Design for how people learn, by Julie Dirksen

education
book reviews
Teaching is about helping people see the jarring as obvious
Author

Norman Simon Rodriguez

Published

26 January 2026

A few years ago, when I first picked up Julie Dirksen’s Design for How People Learn, I treated it like a technical manual. I expected a straightforward guide on how to organise information and present it clearly. Instead, I found myself wrestling with every chapter. I remember sitting with the book, highlighting entire paragraphs and taking notes every three lines just to keep up. It felt radical and, at the time, deeply counterintuitive.

The core of what Dirksen was trying to tell me was that most of us are remarkably lazy when we try to teach others. We take the path of least resistance by focusing on what people need to know. We build slide decks, we write manuals, and we assume that because we’ve delivered the information, our job is done. Dirksen’s actual subject matter demands something much harder. She insists that we must be diligent in pinpointing exactly what it is we want people to do.

Planning for action is exhausting work. It requires you to look past the content and analyze the friction of real life. You have to ask if the learner is failing because they lack a skill, or because they lack the motivation, or simply because their environment makes success impossible. Unless your only goal is to make people know a few isolated facts, skipping this analytical heavy lifting guarantees an unsatisfactory educational experience. Back then, this felt like a massive, jarring shift in how I viewed my work.

But then, something strange happened.

A few weeks ago, I took the book off my shelf to re-read it. It is a truly excellent book, one that I keep recommending time and again. It marked a before-and-after moment for me and my work as a learning experience designer and university professor. Naturally, I expected to dive back into those complex, challenging ideas. Instead, I felt a wave of shock for an entirely different reason. As I turned the pages, I felt that everything in the book seemed blatantly, almost appallingly, obvious. I looked at my old highlights and wondered why I had ever found those points so difficult to grasp. It felt like I was reading a book that stated that the sky is blue or that water is wet.

This realisation hit me harder than the technical content ever did. It was a visceral lesson in the ‘curse of knowledge.’ Over time, those radical ideas had quietly become my common sense. I had internalised them so deeply through experience and self-reflection that I could no longer remember what it felt like to not know them. I think that’s another great thing about Dirksen. She managed to make counterintuitive claims perfectly intuitive for me (ie, she’s a great educator).

That discovery made me stop and think about the world at large. It made me realise how often I walk through life assuming that my ‘obvious’ is everyone else’s ‘obvious.’ When you are talking to your family or friends and they find your points jarring or counterintuitive, a first instinct is to be frustrated. But this book, in this indirect way, taught me that most people aren’t trying to be difficult; they just haven’t engaged with the same thinkers or experiences that you or I have.

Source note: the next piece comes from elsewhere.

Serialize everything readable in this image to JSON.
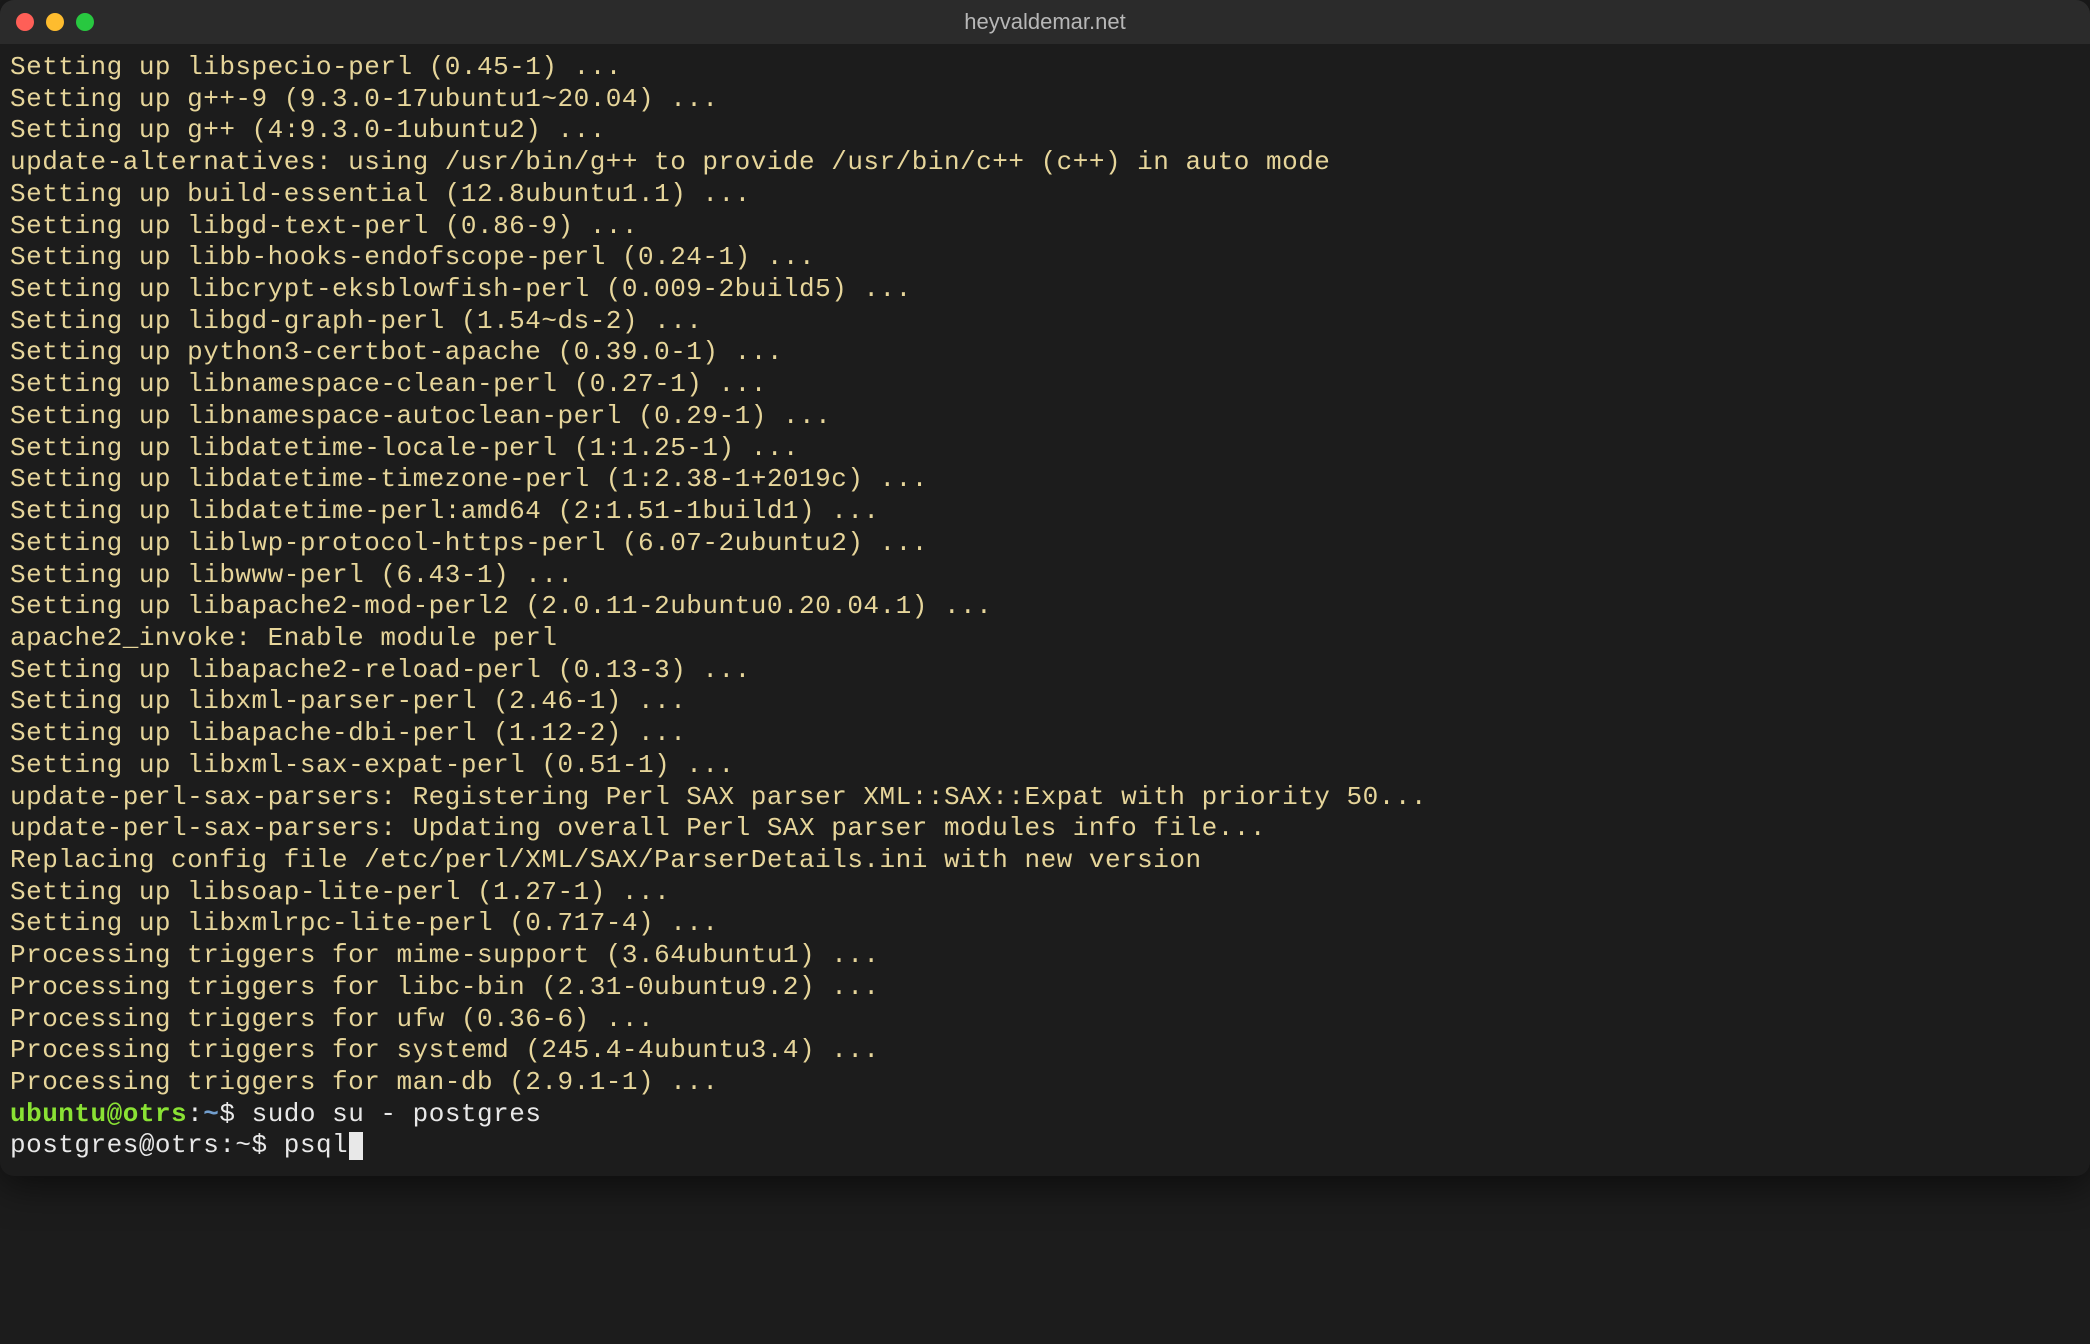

We share the same physical world, but we make sense of it through entirely different lenses. What is a fundamental truth to me might be a confusing, alien concept to someone I love, and vice versa. It has reminded me that dialogue isn’t about being right or wrong. It’s about having the empathy to realise where someone else’s gap is, and also the insight to realise where my own gaps are. Now, when I find myself in a disagreement, I try to remember that feeling of struggling with Dirksen’s book years ago. It’s always a good idea to keep an open mind and try to understand why people aren’t getting your point, and also ask them to explain their own claims in detail so that you understand why you aren’t getting theirs.